I love it when I speak with people and they have strong opinions on wine. Sometimes the opinions are wrong (ahem), but nonetheless, it makes for a lively exchange. For years now, Pinot Noir has had a certain cache, it is the wine grape that has been made into some of the most legendary cuvees of Burgundy, the wellspring of ethereal, elusive, coveted and as a result, unimaginably expensive wines. But in the past few decades, it’s magic has been captured and vinified in the new world. There are purists who would recoil from the idea that one would drink Pinot Noir from anywhere but the golden slopes of Burgundy, but (ahem), they would be wrong.

It turns out that there are valleys in California and Oregon that make just beautiful, scented, delicate, poignant Pinot Noirs. And more recently, the art of Pinot Noir has come to New Zealand.

So what is it about Pinot Noir that is so magical and mysterious? Why do people wax poetic about it? The first thing is that it is a notoriously difficult grape to grow. As the Oxford Companion to Wine states, “Pinot Noir demands more of both the vine-grower and the winemaker…It is a tribute to the unparalleled level of physical excitement generated by tasting one of Burgundy’s better reds that such a high proportion of the world’s most ambitious wine producers want to try their hand with this capricious and extremely variable vine.”

Steve Bird is one such intrepid winemaker. He has dedicated his life to winemaking, coming to it as a high-schooler working at the local winery, studying it in college and then working in wineries his entire life. And his skill is well rewarded in his signature wine, the 2013 Bird Big Barrel Pinot Noir from the Marlborough wine region of the south island of New Zealand.

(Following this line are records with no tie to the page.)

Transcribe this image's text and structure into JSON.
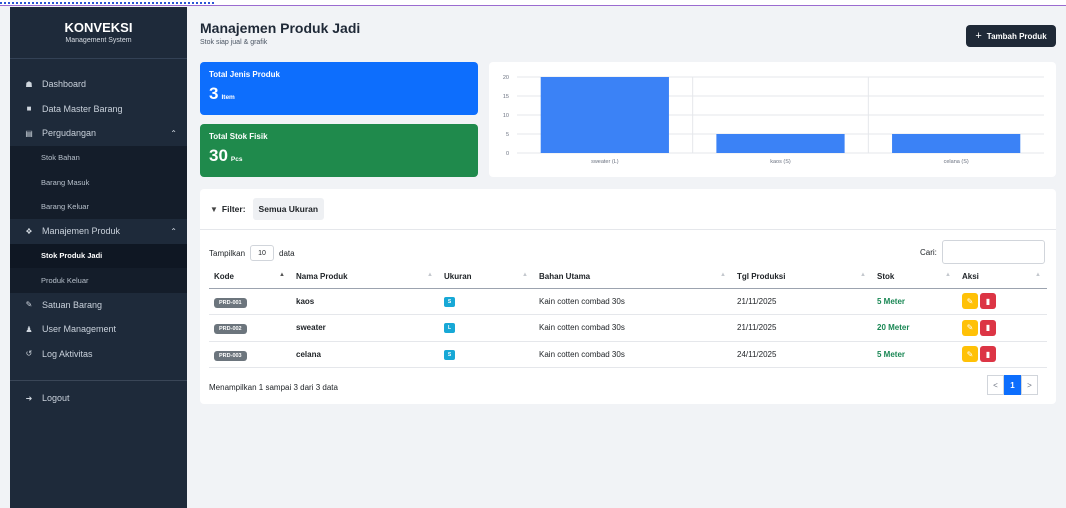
{
  "brand": {
    "name": "KONVEKSI",
    "tagline": "Management System"
  },
  "sidebar": {
    "items": [
      {
        "label": "Dashboard",
        "icon": "home-icon"
      },
      {
        "label": "Data Master Barang",
        "icon": "box-icon"
      },
      {
        "label": "Pergudangan",
        "icon": "warehouse-icon",
        "submenu": [
          "Stok Bahan",
          "Barang Masuk",
          "Barang Keluar"
        ]
      },
      {
        "label": "Manajemen Produk",
        "icon": "shirt-icon",
        "submenu": [
          "Stok Produk Jadi",
          "Produk Keluar"
        ],
        "active_sub": "Stok Produk Jadi"
      },
      {
        "label": "Satuan Barang",
        "icon": "ruler-icon"
      },
      {
        "label": "User Management",
        "icon": "users-icon"
      },
      {
        "label": "Log Aktivitas",
        "icon": "history-icon"
      }
    ],
    "logout": "Logout"
  },
  "header": {
    "title": "Manajemen Produk Jadi",
    "subtitle": "Stok siap jual & grafik",
    "add_button": "Tambah Produk"
  },
  "cards": [
    {
      "label": "Total Jenis Produk",
      "value": "3",
      "unit": "Item",
      "color": "#0d6efd"
    },
    {
      "label": "Total Stok Fisik",
      "value": "30",
      "unit": "Pcs",
      "color": "#1f8a4c"
    }
  ],
  "chart_data": {
    "type": "bar",
    "categories": [
      "sweater (L)",
      "kaos (S)",
      "celana (S)"
    ],
    "values": [
      20,
      5,
      5
    ],
    "ylim": [
      0,
      20
    ],
    "yticks": [
      0,
      5,
      10,
      15,
      20
    ],
    "bar_color": "#3b82f6",
    "grid": true
  },
  "filter": {
    "label": "Filter:",
    "value": "Semua Ukuran"
  },
  "table_controls": {
    "show_prefix": "Tampilkan",
    "show_value": "10",
    "show_suffix": "data",
    "search_label": "Cari:"
  },
  "table": {
    "columns": [
      "Kode",
      "Nama Produk",
      "Ukuran",
      "Bahan Utama",
      "Tgl Produksi",
      "Stok",
      "Aksi"
    ],
    "rows": [
      {
        "kode": "PRD-001",
        "nama": "kaos",
        "ukuran": "S",
        "bahan": "Kain cotten combad 30s",
        "tgl": "21/11/2025",
        "stok": "5 Meter"
      },
      {
        "kode": "PRD-002",
        "nama": "sweater",
        "ukuran": "L",
        "bahan": "Kain cotten combad 30s",
        "tgl": "21/11/2025",
        "stok": "20 Meter"
      },
      {
        "kode": "PRD-003",
        "nama": "celana",
        "ukuran": "S",
        "bahan": "Kain cotten combad 30s",
        "tgl": "24/11/2025",
        "stok": "5 Meter"
      }
    ]
  },
  "footer": {
    "info": "Menampilkan 1 sampai 3 dari 3 data",
    "prev": "<",
    "page": "1",
    "next": ">"
  }
}
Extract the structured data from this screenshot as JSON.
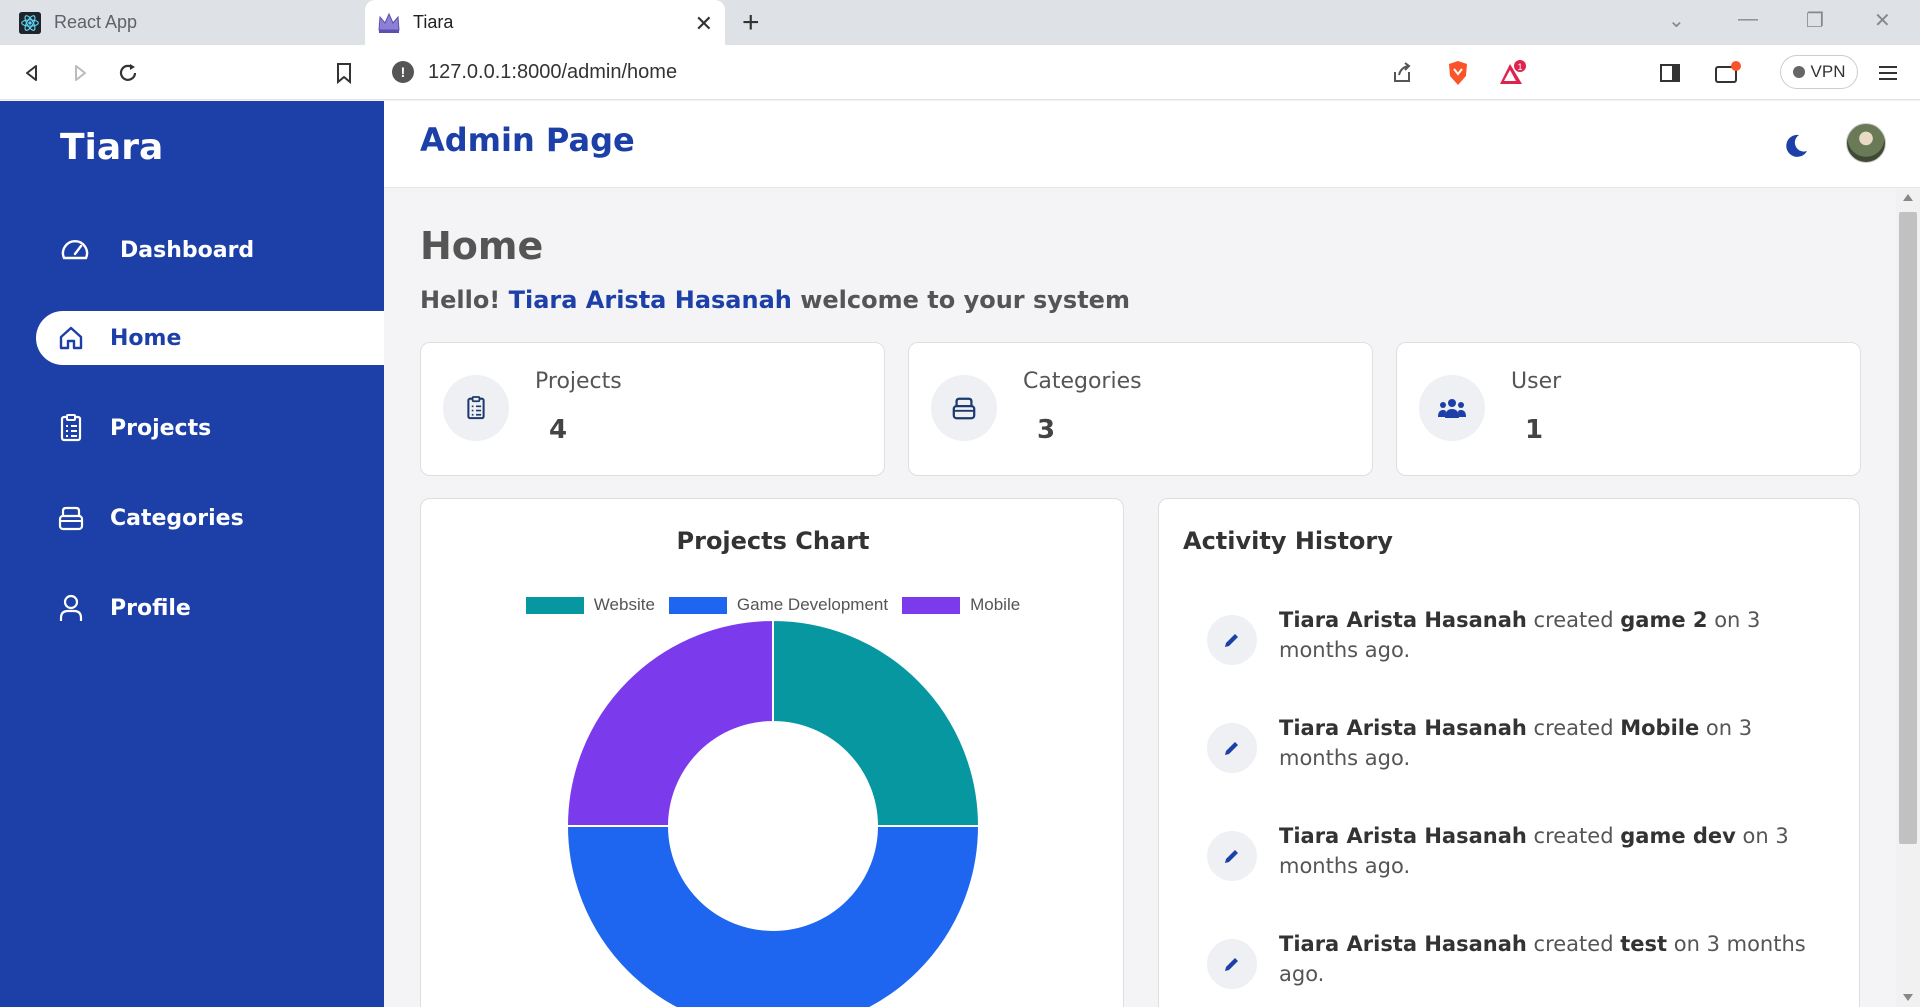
{
  "browser": {
    "tabs": [
      {
        "title": "React App",
        "icon": "react-icon",
        "active": false
      },
      {
        "title": "Tiara",
        "icon": "crown-icon",
        "active": true
      }
    ],
    "new_tab": "+",
    "close_tab": "✕",
    "url": "127.0.0.1:8000/admin/home",
    "vpn_label": "VPN",
    "brave_badge_count": "1"
  },
  "sidebar": {
    "brand": "Tiara",
    "items": [
      {
        "label": "Dashboard",
        "icon": "gauge-icon",
        "active": false
      },
      {
        "label": "Home",
        "icon": "home-icon",
        "active": true
      },
      {
        "label": "Projects",
        "icon": "clipboard-icon",
        "active": false
      },
      {
        "label": "Categories",
        "icon": "box-icon",
        "active": false
      },
      {
        "label": "Profile",
        "icon": "user-icon",
        "active": false
      }
    ]
  },
  "header": {
    "title": "Admin Page"
  },
  "main": {
    "heading": "Home",
    "greeting_prefix": "Hello!",
    "greeting_name": "Tiara Arista Hasanah",
    "greeting_suffix": "welcome to your system",
    "stats": [
      {
        "label": "Projects",
        "value": "4",
        "icon": "clipboard-icon"
      },
      {
        "label": "Categories",
        "value": "3",
        "icon": "box-icon"
      },
      {
        "label": "User",
        "value": "1",
        "icon": "users-icon"
      }
    ],
    "chart_title": "Projects Chart",
    "activity_title": "Activity History",
    "activities": [
      {
        "user": "Tiara Arista Hasanah",
        "action": "created",
        "item": "game 2",
        "suffix": "on 3 months ago."
      },
      {
        "user": "Tiara Arista Hasanah",
        "action": "created",
        "item": "Mobile",
        "suffix": "on 3 months ago."
      },
      {
        "user": "Tiara Arista Hasanah",
        "action": "created",
        "item": "game dev",
        "suffix": "on 3 months ago."
      },
      {
        "user": "Tiara Arista Hasanah",
        "action": "created",
        "item": "test",
        "suffix": "on 3 months ago."
      }
    ]
  },
  "colors": {
    "brand": "#1c3fa8",
    "website": "#0797a0",
    "game_development": "#1e66f0",
    "mobile": "#7c3aed"
  },
  "chart_data": {
    "type": "pie",
    "categories": [
      "Website",
      "Game Development",
      "Mobile"
    ],
    "values": [
      1,
      2,
      1
    ],
    "colors": [
      "#0797a0",
      "#1e66f0",
      "#7c3aed"
    ],
    "donut": true,
    "legend": "top"
  }
}
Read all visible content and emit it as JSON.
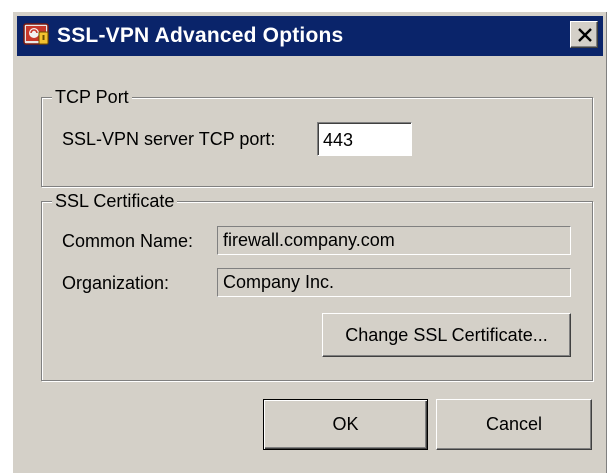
{
  "window": {
    "title": "SSL-VPN Advanced Options",
    "icon": "app-icon",
    "close_icon": "close-icon"
  },
  "tcp_port_group": {
    "label": "TCP Port",
    "port_label": "SSL-VPN server TCP port:",
    "port_value": "443"
  },
  "ssl_cert_group": {
    "label": "SSL Certificate",
    "common_name_label": "Common Name:",
    "common_name_value": "firewall.company.com",
    "organization_label": "Organization:",
    "organization_value": "Company Inc.",
    "change_button_label": "Change SSL Certificate..."
  },
  "footer": {
    "ok_label": "OK",
    "cancel_label": "Cancel"
  },
  "colors": {
    "titlebar": "#0a246a",
    "dialog_face": "#d4d0c8"
  }
}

This wine has some magic in it. When you pour it, it has this amazing gem-like ruby brightness with hints of orange, which indicate it is 5 years old and ready for drinking. Then you smell it. The first impression is of cherry with a light herbal note – maybe mint? But patience is required. This wine has been sitting in this bottle for 5 years now. Swirl it some more – let is open up and relax a bit. Then take another deep breath of it. Now you start of find that elusive quality. It is now full of cherries, a hint of strawberry, some roses and violets and wonderful baking spices, some cloves, some licorice. And yet it remains delicate, there is nothing overt in this wine. It is coy and draws you in. On the palate it is fruity and mouthwatering with just the right amount of silky tannins to make it linger on the finish, again just the right amount.

And voila, one sees that Pinot Noir is indeed able to thrive and prosper outside Burgundy. There are many ways it can express itself. It can put forward its floral character, it can put forward its herbal character; it can be fruity but it can also be savory. But when it is well made, it is always wonderful.